Elle est recueillie par Betty, une femme, qui vit dans une maison isolée au bord de la route. Oui, le point de départ est un peu tiré par les cheveux, mais l'essentiel est de mettre en présence ces deux femmes. Car on découvre peu à peu que Betty aussi est en deuil et que sa douleur a éloigné d'elle son mari et son fils.

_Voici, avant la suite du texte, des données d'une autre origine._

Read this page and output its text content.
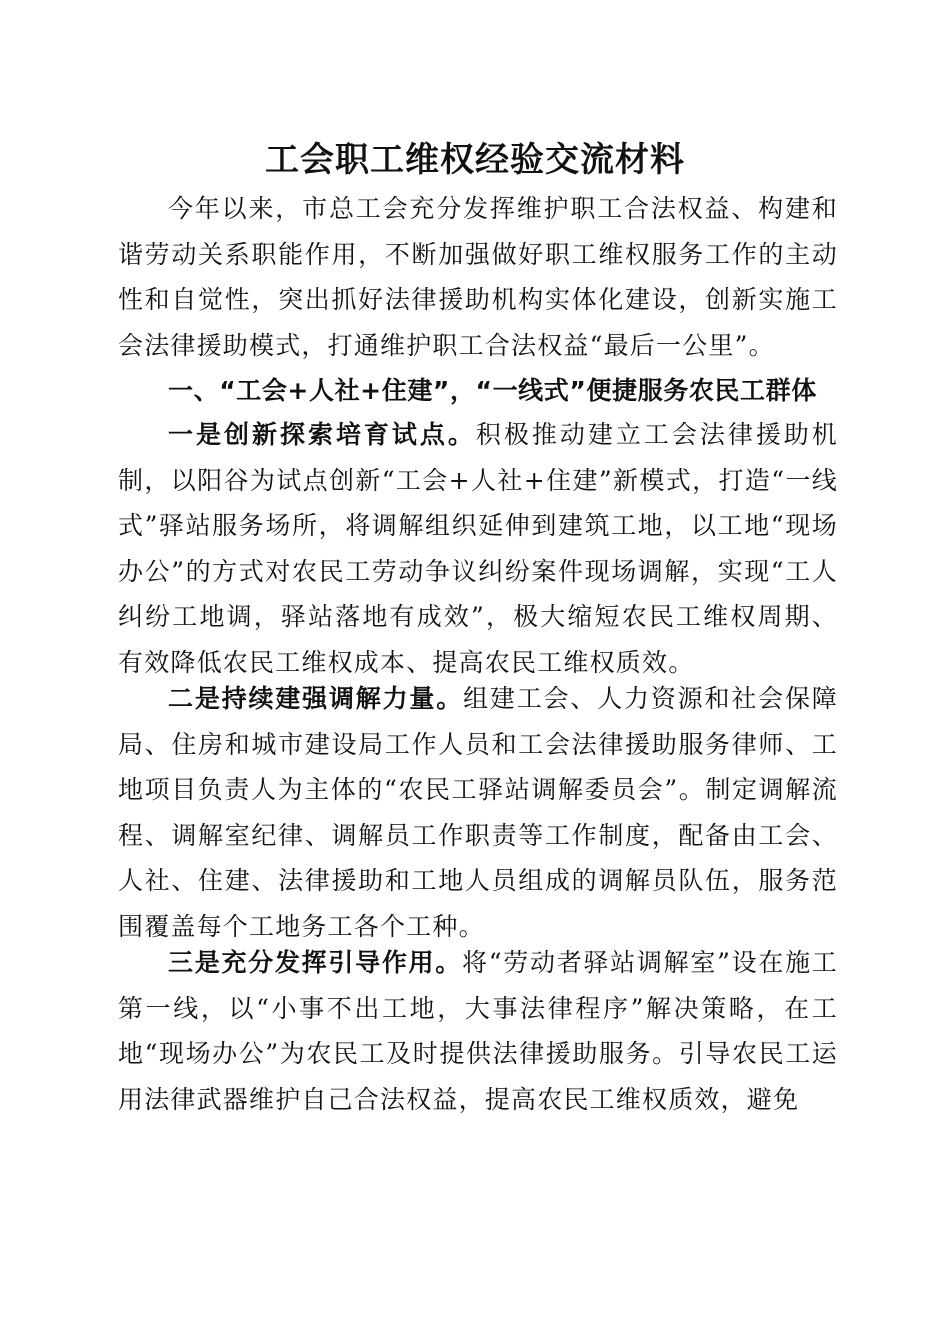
工会职工维权经验交流材料

今年以来，市总工会充分发挥维护职工合法权益、构建和谐劳动关系职能作用，不断加强做好职工维权服务工作的主动性和自觉性，突出抓好法律援助机构实体化建设，创新实施工会法律援助模式，打通维护职工合法权益“最后一公里”。

一、“工会+人社+住建”，“一线式”便捷服务农民工群体

一是创新探索培育试点。积极推动建立工会法律援助机制，以阳谷为试点创新“工会+人社+住建”新模式，打造“一线式”驿站服务场所，将调解组织延伸到建筑工地，以工地“现场办公”的方式对农民工劳动争议纠纷案件现场调解，实现“工人纠纷工地调，驿站落地有成效”，极大缩短农民工维权周期、有效降低农民工维权成本、提高农民工维权质效。

二是持续建强调解力量。组建工会、人力资源和社会保障局、住房和城市建设局工作人员和工会法律援助服务律师、工地项目负责人为主体的“农民工驿站调解委员会”。制定调解流程、调解室纪律、调解员工作职责等工作制度，配备由工会、人社、住建、法律援助和工地人员组成的调解员队伍，服务范围覆盖每个工地务工各个工种。

三是充分发挥引导作用。将“劳动者驿站调解室”设在施工第一线，以“小事不出工地，大事法律程序”解决策略，在工地“现场办公”为农民工及时提供法律援助服务。引导农民工运用法律武器维护自己合法权益，提高农民工维权质效，避免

Comme dans son précédent film, Le ciel rouge, comme dans Barbara, le cinéaste s'attache à montrer la complexité des sentiments. Ses personnages sont traversés par des sentiments ambigus, confus qu'ils ne parviennent pas à démêler. Leurs comportements sont motivés par des émotions qui affleurent de façon soudaine, irraisonnée. Le cinéma de Petsold est un cinéma de la fluidité, de la mobilité; d'ailleurs on se déplace beaucoup dans Miroir N°3, on glisse constamment d'un lieu à un autre, d'une émotion à l'autre comme dans la pièce de Ravel qui donne son titre au film, Miroir n°3, sous-titrée Une barque sur l'océan. Impossible de mieux suggérer les aléas de la vie qui bousculent ou apaisent les personnages.